Wazap! is a vertical search engine, video game database and social networking site to distribute gaming news, rankings, cheats, downloads and reviews owned and operated by Eastbeam Co. Ltd. of Japan. As a vertical search engine, it indexes gaming sites and categorizes the information as news, reviews, cheats, downloads, previews and articles. The name Wazap! originates from the fusion of the Japanese word 'waza (技)' meaning 'technique' and 'up', symbolizing improvement.

== History ==
Wazap first launched in Japan in 2001 as a community website for gamers. Initially a mix of gaming news and user generated content, Wazap was then redeveloped as a gaming search and information distribution site. Following initial success in Japan, Wazap was launched in other markets, beginning with Germany in 2004 under the auspices of Wazap AG. In November 2006, Wazap launched Wazap (CN) in China. The US version of Wazap launched in June 2007.

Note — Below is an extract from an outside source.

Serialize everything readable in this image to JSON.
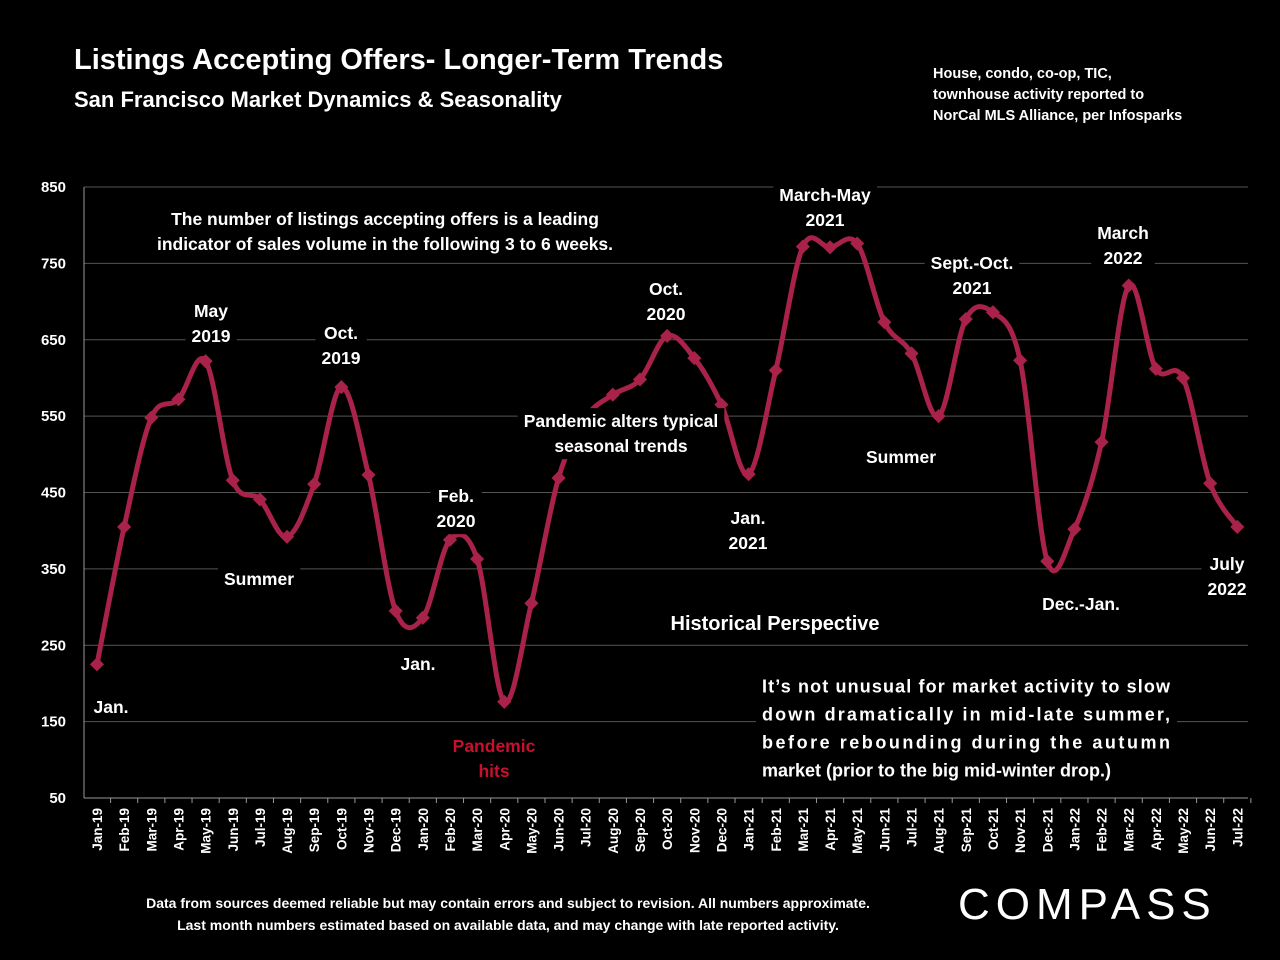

By 2008, however, Wazap had failed to gain traction outside of Japan, and its German, Chinese and American operations were closed down. As of October 2018, it continues to operate solely in Japan.

== Executives ==
- Andreas Rührig: CEO & Co-founder
- Timo Meyer: COO & Co-founder
- Philip Gienandt: CFO
- Alexander Piutti: CCO, & General Manager, Europe
- Jeff Tang: General Manager, China
- Thom Kozik: General Manager, U.S.

== Awards ==
In 2007, Wazap AG (Germany) earned a 2007 Red Herring Award – European Division. The Red Herring award is noted as a valuable tool in measuring companies that will serve as leaders of innovation in the field of technology.